Roma.
E’ il 1974.
Già da qualche anno l’aria che si respira, il cibo che si mangia, le lacrime che si versano, tutto, tutto sa di piombo.
Rivoluzione, e un ottimismo a tratti spregiudicato, forzato e quasi amaro, entrano in ogni piazza, casa o stanza.
La letteratura del dopoguerra ormai è passata e il neorealismo è solo un ricordo da tacere; le discussioni di penna si concentrano su tutt’altro: Calvino intreccia già da qualche anno i fili di “Se una notte di inverno un viaggiatore”, interessato alla scrittura labirintica d’oltremare di Borges, e Pasolini si immerge nel suo “Petrolio”
Perchè, allora, Elsa Morante sceglie di dare alle stampe, proprio nell’edizione tascabile della collana GliStruzzi (Enaudi) e proprio a prezzo ridotto, La Storia?
Un romanzo controcorrente e dal forte contenuto ideologico, un romanzo che fece tanto successo nelle sue innumerevoli ristampe quanto destó scalpore e generò astio nei confronti della scrittrice romana.
Cesare Garboli ci racconta:
“La Morante fu accusata di speculare sulla sofferenza, di vendere disperazione, di propagare pessimismo”
Ci volle del tempo perchè si iniziasse a parlare di quella che era la vera ispirazione della scrittrice, fortemente anarchica e popolare, che non si proponeva di denunciare la Grande Storia, le dinamiche politiche note, ma la Piccola Storia, quella delle vittime ignorate, delle “cavie che non sanno il perchè della loro morte”.
“ Por el analfabeto a quien escribo”
Questa è la dedica di un romanzo pieno di voci, quasi di sussurri, pieno di storie diverse al punto che il plot, sembra non esistere.
Tutto si basa su digressioni, antefatti, un immaginario che tenta in ogni modo di essere legittimato, proprio per dare voce ai non-ascoltati, ma che nello stesso tempo lascia sfumate e in sospeso la maggiorparte delle storie nelle quali un secondo prima l’abile mano di Elsa ci aveva avvolto.
Digressioni a volte insignificanti, a volte determinanti, ma sempre necessarie all’architettura del testo.
La digressione sulla morte di Mariulina è quasi un dipinto.
Nero, nero, nella brutalità e nella violenza del fatale incontro con i tedeschi, e a tratti colore, nell’ingenuità degli sguardi di chi combatte una guerra che non conosce.
Il fatto violento non ci viene descritto, ci viene posta un’immagine davanti, ed è attraverso l’immagine che la pacata e quasi rassegnata voce della Morante narra.

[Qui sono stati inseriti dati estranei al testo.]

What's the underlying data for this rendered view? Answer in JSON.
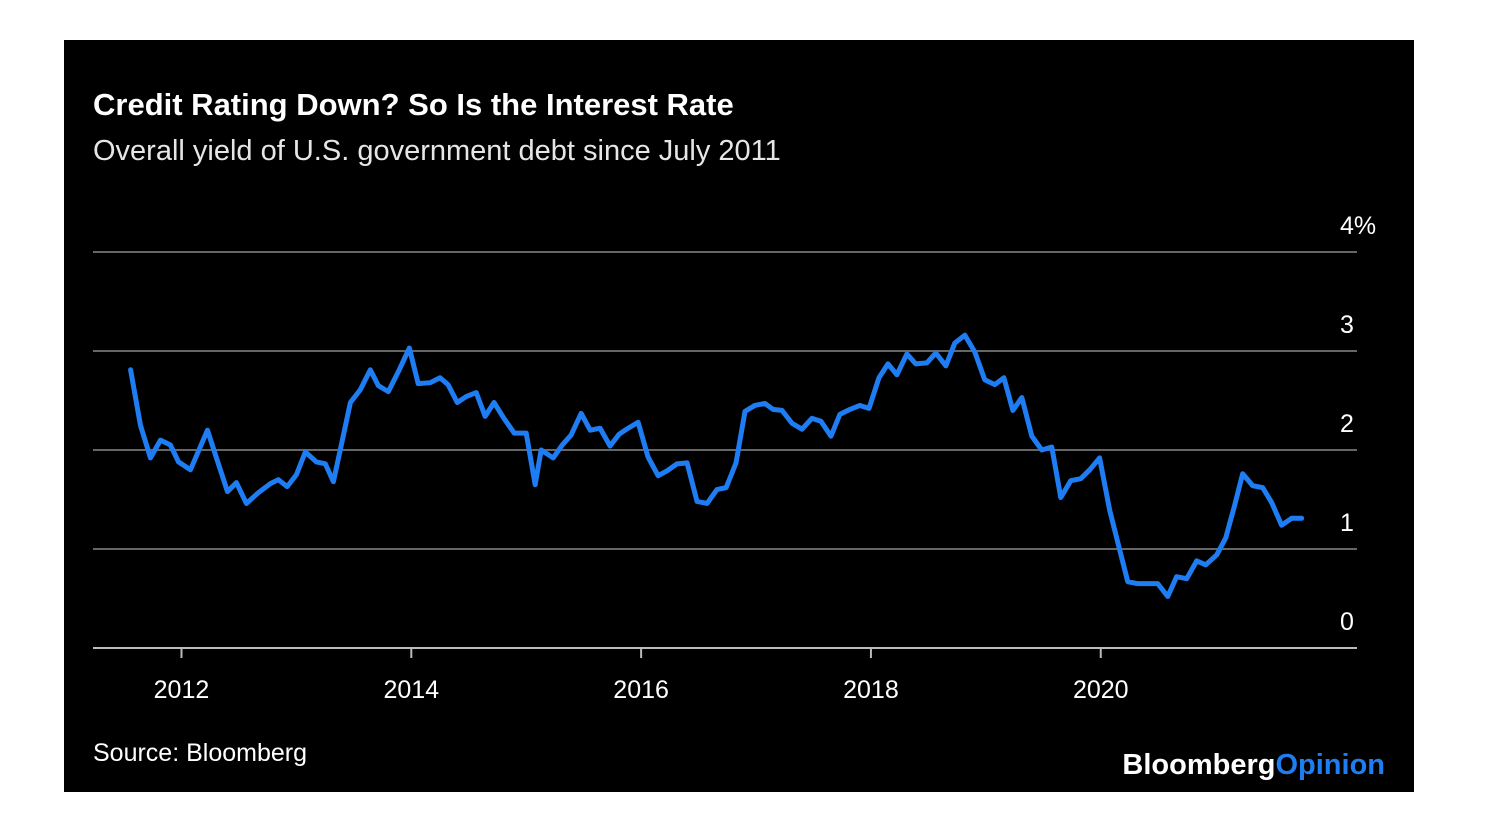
{
  "chart_data": {
    "type": "line",
    "title": "Credit Rating Down? So Is the Interest Rate",
    "subtitle": "Overall yield of U.S. government debt since July 2011",
    "source": "Source: Bloomberg",
    "brand": {
      "name": "Bloomberg",
      "section": "Opinion"
    },
    "xlim": [
      2011.23,
      2022.23
    ],
    "xticks": [
      2012,
      2014,
      2016,
      2018,
      2020
    ],
    "ylim": [
      0,
      4
    ],
    "yticks": [
      0,
      1,
      2,
      3,
      {
        "value": 4,
        "label": "4%"
      }
    ],
    "grid": true,
    "x": [
      2011.557,
      2011.643,
      2011.73,
      2011.817,
      2011.904,
      2011.974,
      2012.078,
      2012.226,
      2012.296,
      2012.4,
      2012.478,
      2012.565,
      2012.67,
      2012.774,
      2012.843,
      2012.92,
      2013.0,
      2013.078,
      2013.174,
      2013.252,
      2013.322,
      2013.4,
      2013.47,
      2013.557,
      2013.643,
      2013.713,
      2013.8,
      2013.887,
      2013.983,
      2014.06,
      2014.165,
      2014.25,
      2014.32,
      2014.4,
      2014.478,
      2014.565,
      2014.643,
      2014.72,
      2014.8,
      2014.896,
      2015.0,
      2015.078,
      2015.13,
      2015.235,
      2015.313,
      2015.39,
      2015.478,
      2015.557,
      2015.643,
      2015.73,
      2015.809,
      2015.887,
      2015.974,
      2016.06,
      2016.148,
      2016.226,
      2016.313,
      2016.4,
      2016.487,
      2016.574,
      2016.66,
      2016.74,
      2016.826,
      2016.904,
      2016.99,
      2017.078,
      2017.148,
      2017.226,
      2017.313,
      2017.4,
      2017.487,
      2017.565,
      2017.652,
      2017.73,
      2017.817,
      2017.904,
      2017.983,
      2018.07,
      2018.148,
      2018.226,
      2018.313,
      2018.39,
      2018.487,
      2018.565,
      2018.652,
      2018.73,
      2018.817,
      2018.904,
      2018.99,
      2019.078,
      2019.157,
      2019.235,
      2019.313,
      2019.4,
      2019.487,
      2019.574,
      2019.652,
      2019.739,
      2019.826,
      2019.904,
      2019.99,
      2020.078,
      2020.165,
      2020.235,
      2020.322,
      2020.409,
      2020.496,
      2020.583,
      2020.66,
      2020.748,
      2020.835,
      2020.913,
      2021.009,
      2021.087,
      2021.165,
      2021.235,
      2021.322,
      2021.409,
      2021.487,
      2021.574,
      2021.661,
      2021.748
    ],
    "series": [
      {
        "name": "Yield",
        "color": "#1f7df3",
        "values": [
          2.81,
          2.25,
          1.92,
          2.1,
          2.05,
          1.88,
          1.8,
          2.2,
          1.95,
          1.58,
          1.67,
          1.46,
          1.57,
          1.66,
          1.7,
          1.63,
          1.75,
          1.98,
          1.88,
          1.86,
          1.68,
          2.1,
          2.48,
          2.61,
          2.81,
          2.65,
          2.59,
          2.79,
          3.03,
          2.67,
          2.68,
          2.73,
          2.66,
          2.48,
          2.54,
          2.58,
          2.34,
          2.48,
          2.33,
          2.17,
          2.17,
          1.65,
          2.0,
          1.92,
          2.05,
          2.15,
          2.37,
          2.2,
          2.22,
          2.04,
          2.16,
          2.22,
          2.28,
          1.93,
          1.74,
          1.79,
          1.86,
          1.87,
          1.48,
          1.46,
          1.6,
          1.62,
          1.87,
          2.39,
          2.45,
          2.47,
          2.41,
          2.4,
          2.27,
          2.21,
          2.32,
          2.29,
          2.14,
          2.36,
          2.41,
          2.45,
          2.42,
          2.73,
          2.87,
          2.76,
          2.97,
          2.87,
          2.88,
          2.98,
          2.85,
          3.08,
          3.16,
          2.99,
          2.71,
          2.66,
          2.73,
          2.4,
          2.53,
          2.14,
          2.0,
          2.03,
          1.52,
          1.69,
          1.71,
          1.8,
          1.92,
          1.39,
          0.99,
          0.67,
          0.65,
          0.65,
          0.65,
          0.52,
          0.72,
          0.7,
          0.88,
          0.84,
          0.94,
          1.11,
          1.44,
          1.76,
          1.64,
          1.62,
          1.47,
          1.24,
          1.31,
          1.31
        ]
      }
    ]
  }
}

La digressione sulla morte di Giovannino, personaggio conosciuto solo tramite casualità di incontri, è uno struggente capolavoro.
Nel momento freddo e spietato del suo ultimo respiro, in una Russia che di caldo ha solo il colore, Giovannino si sdoppia.
Dalla realtà si passa all’allucinazione e dall’allucinazione alla morte.
Ma in quel passaggio, in quel breve e lunghissimo momento, il corpo si allontana dal corpo e diventa sensazioni e ricordi, torna bambino.
“E soddisfatto si piega nella sua posa preferita di quando sta nel letto: coi ginocchi che quasi gli toccano la testa, rannicchiato in un modo che nel materasso gli si scava sotto una cuccia molto comoda; e mentre lui si rannicchia le foglie dentro il materasso fanno un fruscio come stormissero, d’estate e d’inverno.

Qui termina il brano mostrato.